I came across on another forum or message board that Mizuno irons are said to be the best in the market.

Any input to these bold statement?

You see, Im planning to get myself a Mizuno iron set, maybe a MX 900 set.

The forum mod said that Callaway, TM and Titleist are known for the driver technology but when it comes to irons, it's Mizuno and MacGregor, but Mizuno in their forged irons.

Please kindly share your thoughts on these.

I came


----------



## Foster4 (May 2, 2007)

I have played mizuno irons the past 5 yrs. There not as expensive as titleist / taylormade / callaway. There a great iron. Tour pros don't play them alot b/c they can hand out money like the big boys so alot of pros don't get sponsered by mizuno. But yes mizuno is the top of the line in technology.


----------



## 373 (Jun 9, 2006)

I think "feel" is such a subjective thing that you can't say one club is better than another in that regard. You might look at your irons more from a standpoint of how well they perform for your particular swing. At least that's a bit more measurable.
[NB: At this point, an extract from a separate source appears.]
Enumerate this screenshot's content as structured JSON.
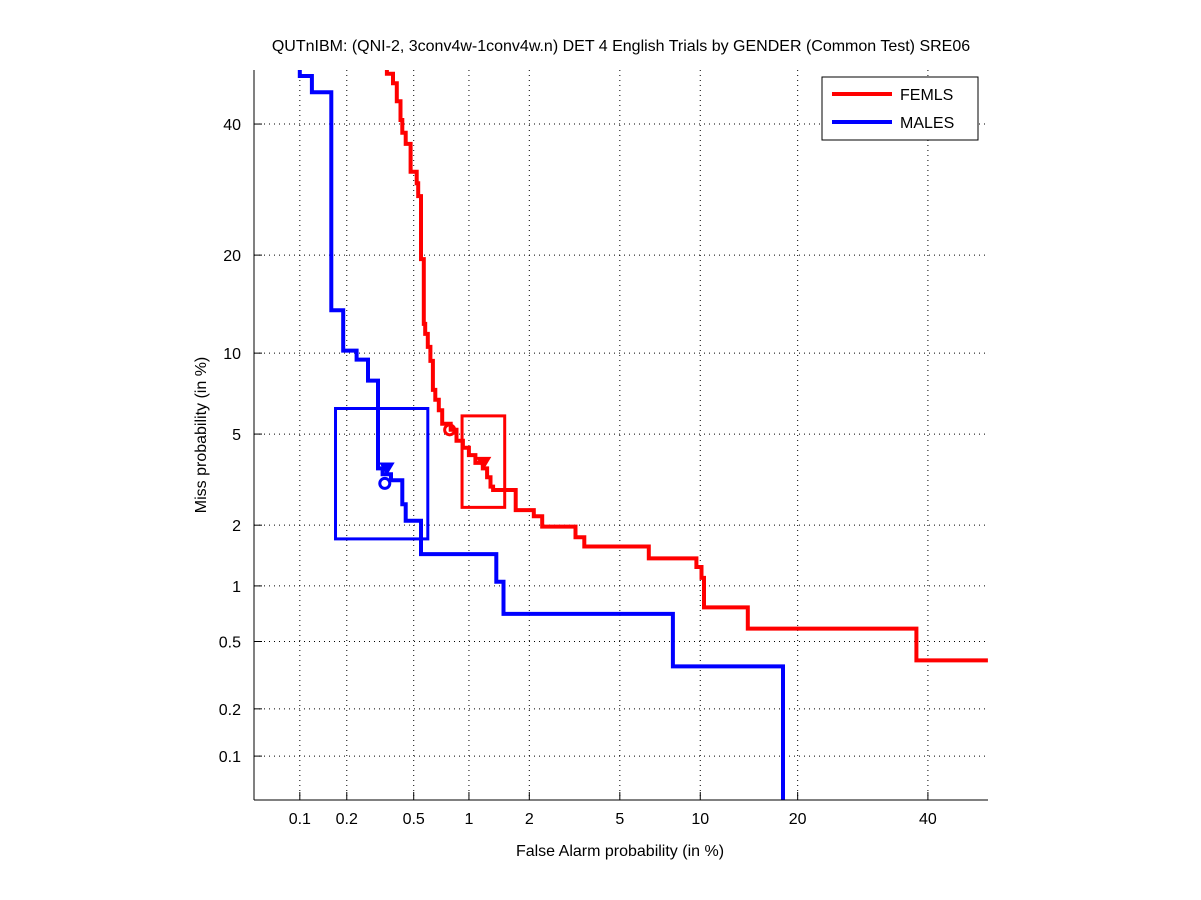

A club might have a certain technology inherant to its design. the manufacturer might live up to a high standard of workmanship, but in the end, I think it still comes down to what presses your buttons and makes you enjoy the game as much as possible.

For example, I have been taking lessons and working with a pro to determine a club that is best for me. I am better off with a certain design of iron that fits my swing, is measured for me, etc. Ten different manufacturers might make irons that are designed in such a similar fashion that they would be effective for me, but maybe the look or feel of one might stand out. I have to admit, the search is half the fun, but the key element is to find the performance first and grab the feel second. THEN concern yourself with the brand.
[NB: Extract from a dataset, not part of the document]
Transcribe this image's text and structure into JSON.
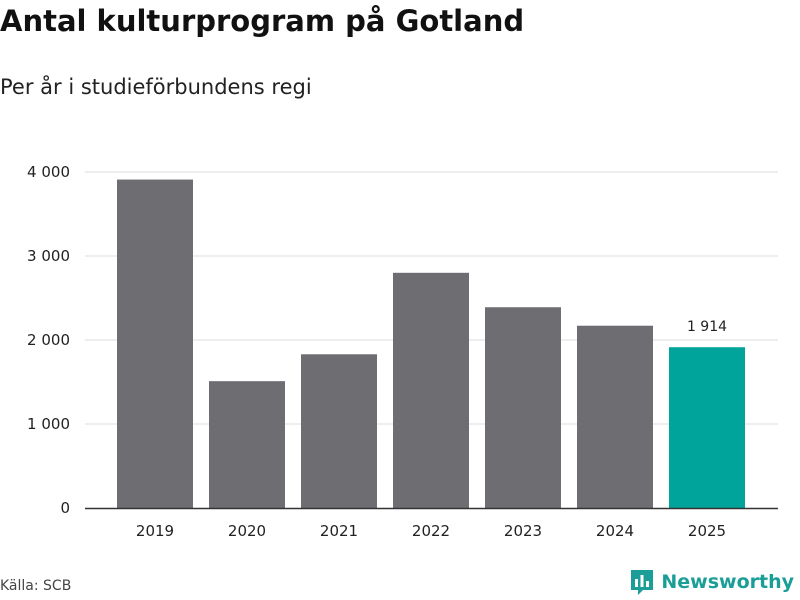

As for the Mizuno line, I would describe them as extremely well made and very highly respected, certainly up there with Callaway, Taylormade, Titleist, Cleveland and Ping.


----------



## Foster4 (May 2, 2007)

well said Dennis. When i look for an iron first its all about looks. I will not hit anything i don't like the way it looks when i'm in my setup. That being said i like thin tops and very least amt of offset so i tend to go for 1/2 muscles or a full muscle iron. Just from that i may only have about 10-15 choices. Then comes the feel part. The iron has to have a good feel when i hit it. Then its probably workability, i wanna be able to work the ball easily with the irons. Then usually the last thing is whether or not the 3-4 irons are easy to hit. I'm not the longest so i have to hit alot of higher irons then some ppl do into greens. So the longer irons have to be crisp and sound. Usually that narrows it down to 2-3 sets and by then i know which one i like.


----------



## 373 (Jun 9, 2006)

Foster4 said:


> I will not hit anything i don't like the way it looks when I'm in my setup.


This is the problem I've been trying to overcome. I was exactly that way, but as I've gotten older, something with an offset, 99% of which come with thicker top lines and cavity backs, turns out to be more effective for me. My very old fashioned ways are hard habits to break, but as my game has improved with new technology, I'm beginning to appreciate it.
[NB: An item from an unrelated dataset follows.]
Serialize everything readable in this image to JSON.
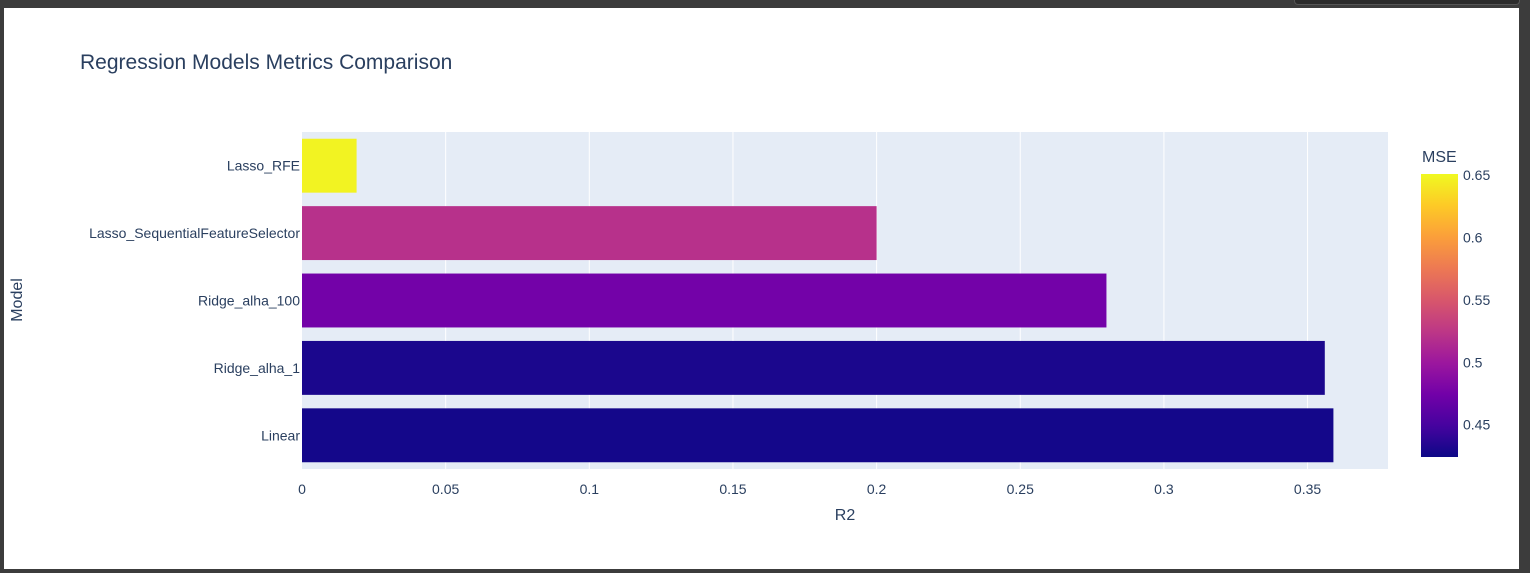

My son got a set of Cleveland CG4 irons and I had them regripped for him. I hit them on the range and really liked them. They look more like I think an iron should look than the Callaway X-18's I have so we might trade. He always liked my Callaways anyway.


----------



## Titus (Aug 4, 2006)

I played with Miz MX 900 4-pw with Project X 5.0 shafts and was very happy. I just cannot explain the feel. 

Recently, due to tennis elbow, I pulled my reliable Ping set with graphite shafts and played with it for about 4 rounds. Will go back to my Miz as soon as my elbow feels better.

Cheers!


----------